The historical context in which pro-sovereignty movements are gaining strength is a fairly paradoxical one. For instance, it is incorrect to say that “Europe does not exist” due to the result of the recent referenda, an argument that many in this movement are making. On the contrary, the European main states such as France, Germany, Italy, the Netherlands, and Belgium — the “core” of the integration process — obtained, at least formally, the strategic goals they had set in the early nineties. The E.U. now has a common currency, functioning political institutions like the European Council, the European Commission, and the European Parliament, in addition to security and defense assets such as the Political Committee for Security, the European Headquarters, a secretary general for foreign policy, and even a Rapid Reaction Force.
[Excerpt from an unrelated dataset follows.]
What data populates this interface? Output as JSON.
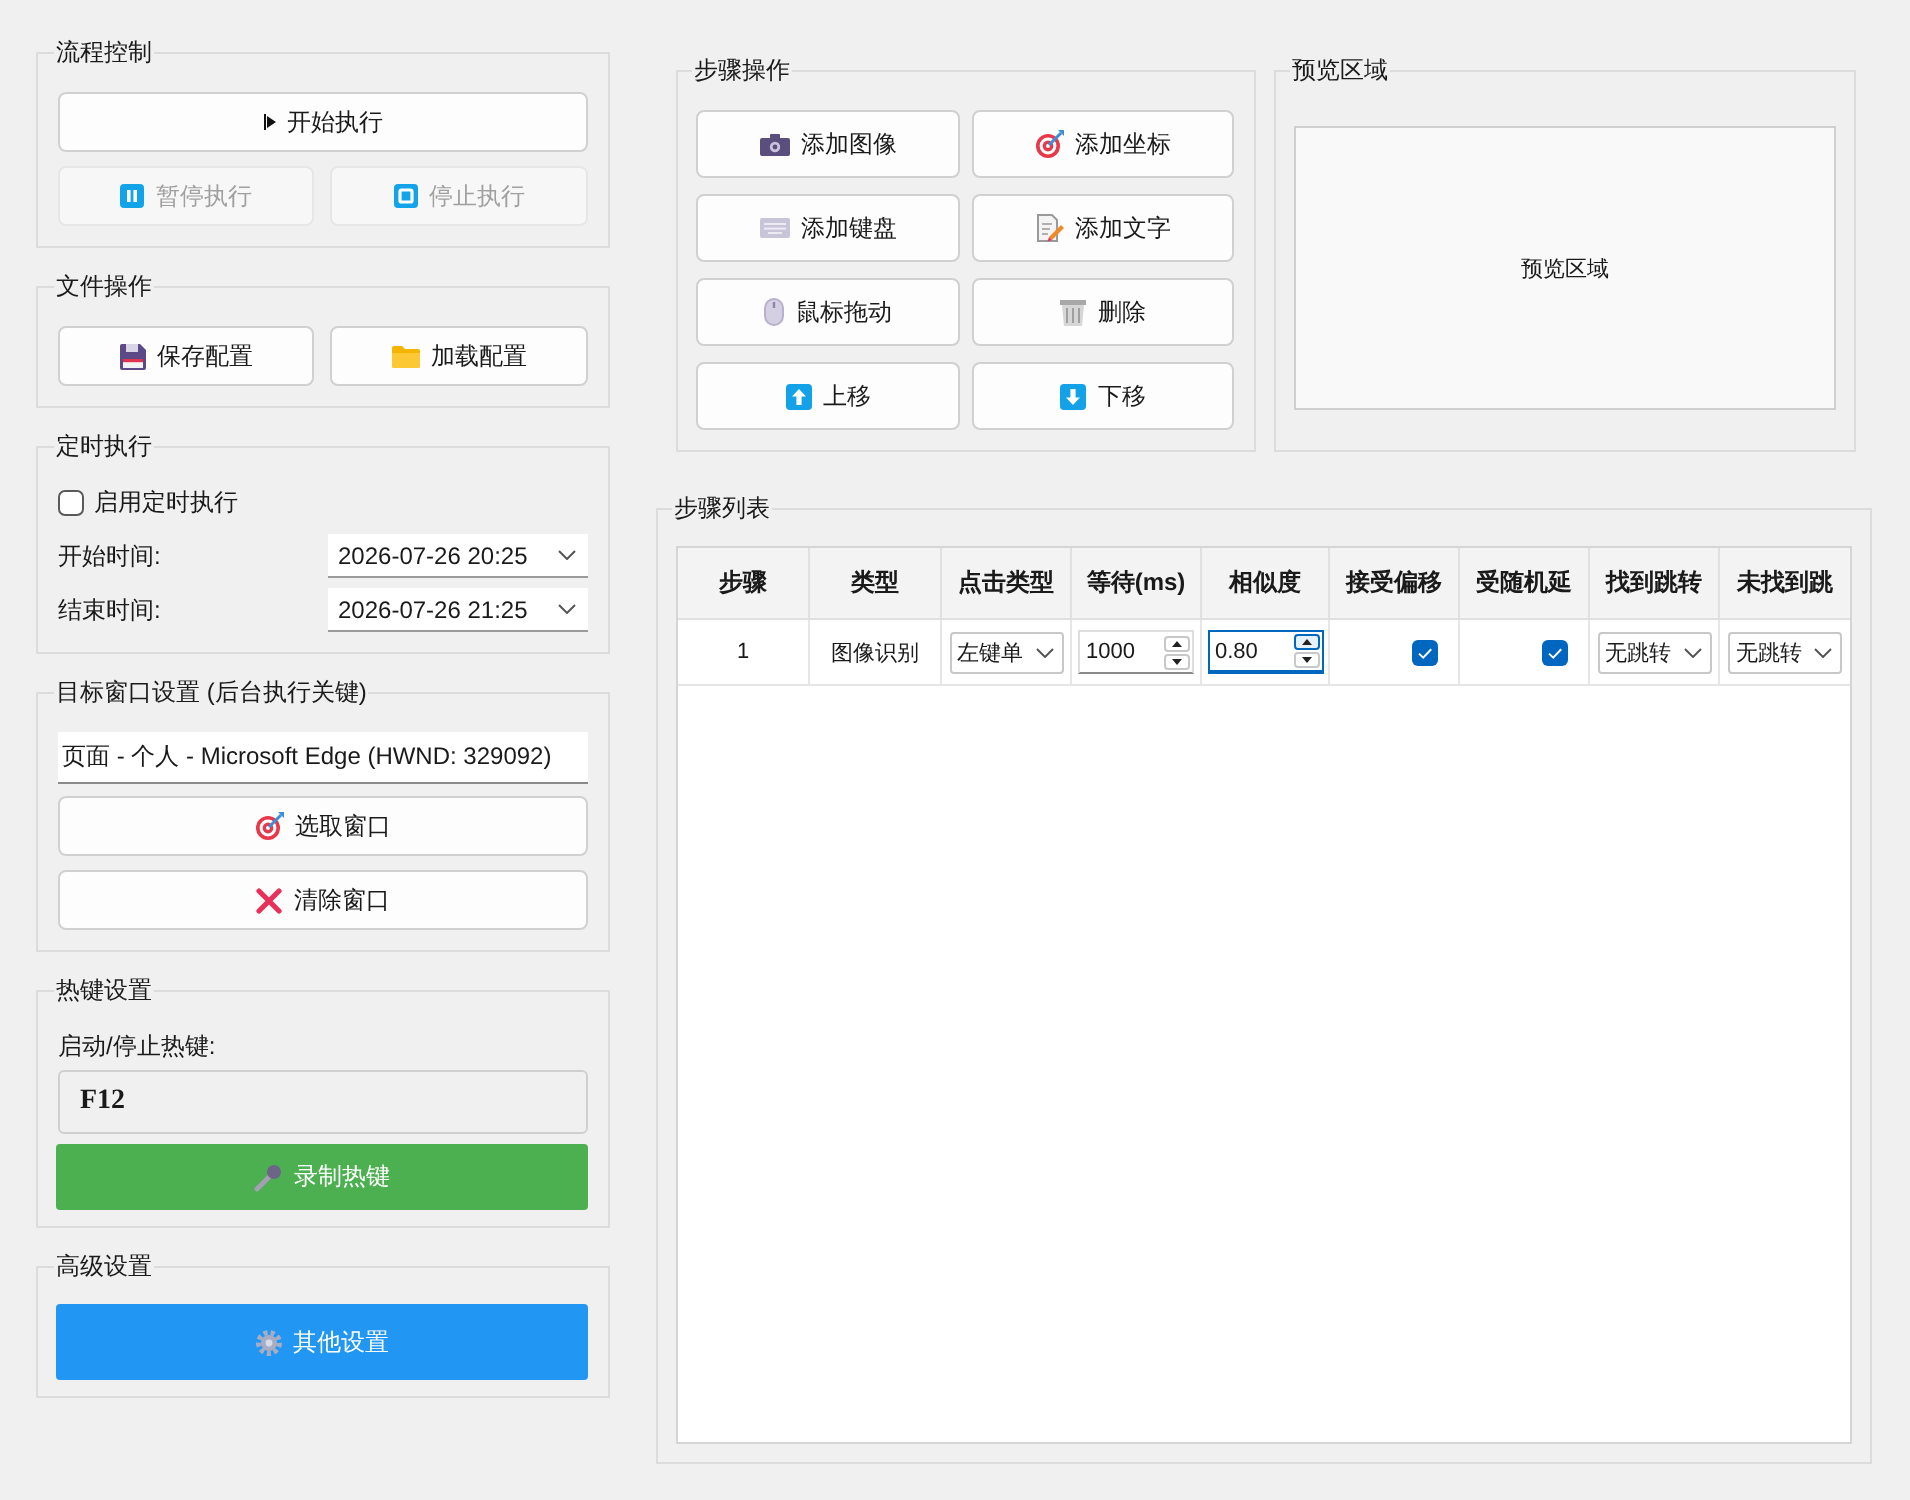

At the same time, this complex political, economic and military framework does not work in the way some Europeanists dreamt it would, and the E.U. simply has not become what French visionary personalities such as former French President François Mitterrand wanted. In particular, today’s European Union is neither the source of a distinctly European vision of world politics, nor the political tool necessary to project French power in the age of globalization. If the international system is shifting from unipolarity to a proto-multipolar structure, it is because of China’s rise as a great power, and not because of the European Union. The E.U.’s dramatic division in front of the Iraqi crisis of 2002-2003 was the crucial proof of its weakness as a real global player.

The European paradox is exactly this: the E.U.’s official goals have been reached, but the outcome is quite different from what its main supporters expected 15 years ago.

Moreover, French citizens perceived that an enlarged Europe was not a multiplier of power and prosperity, but a huge market that exacerbated competition, wiping out the welfare state, i.e., the core of the so-called “European social model”.

Since then, the E.U. and the most pro-European parties in France have been unable to reverse the process. Enthusiasm for European integration has remained weak. However, no real alternative to the current path of integrationist policies has been effectively proposed. If the supranational model is in a crisis, so is the “Europe of nation states” advocated by the sovereignists. As a consequence, European elections are perceived as a not-so-crucial event by French (and European) citizens.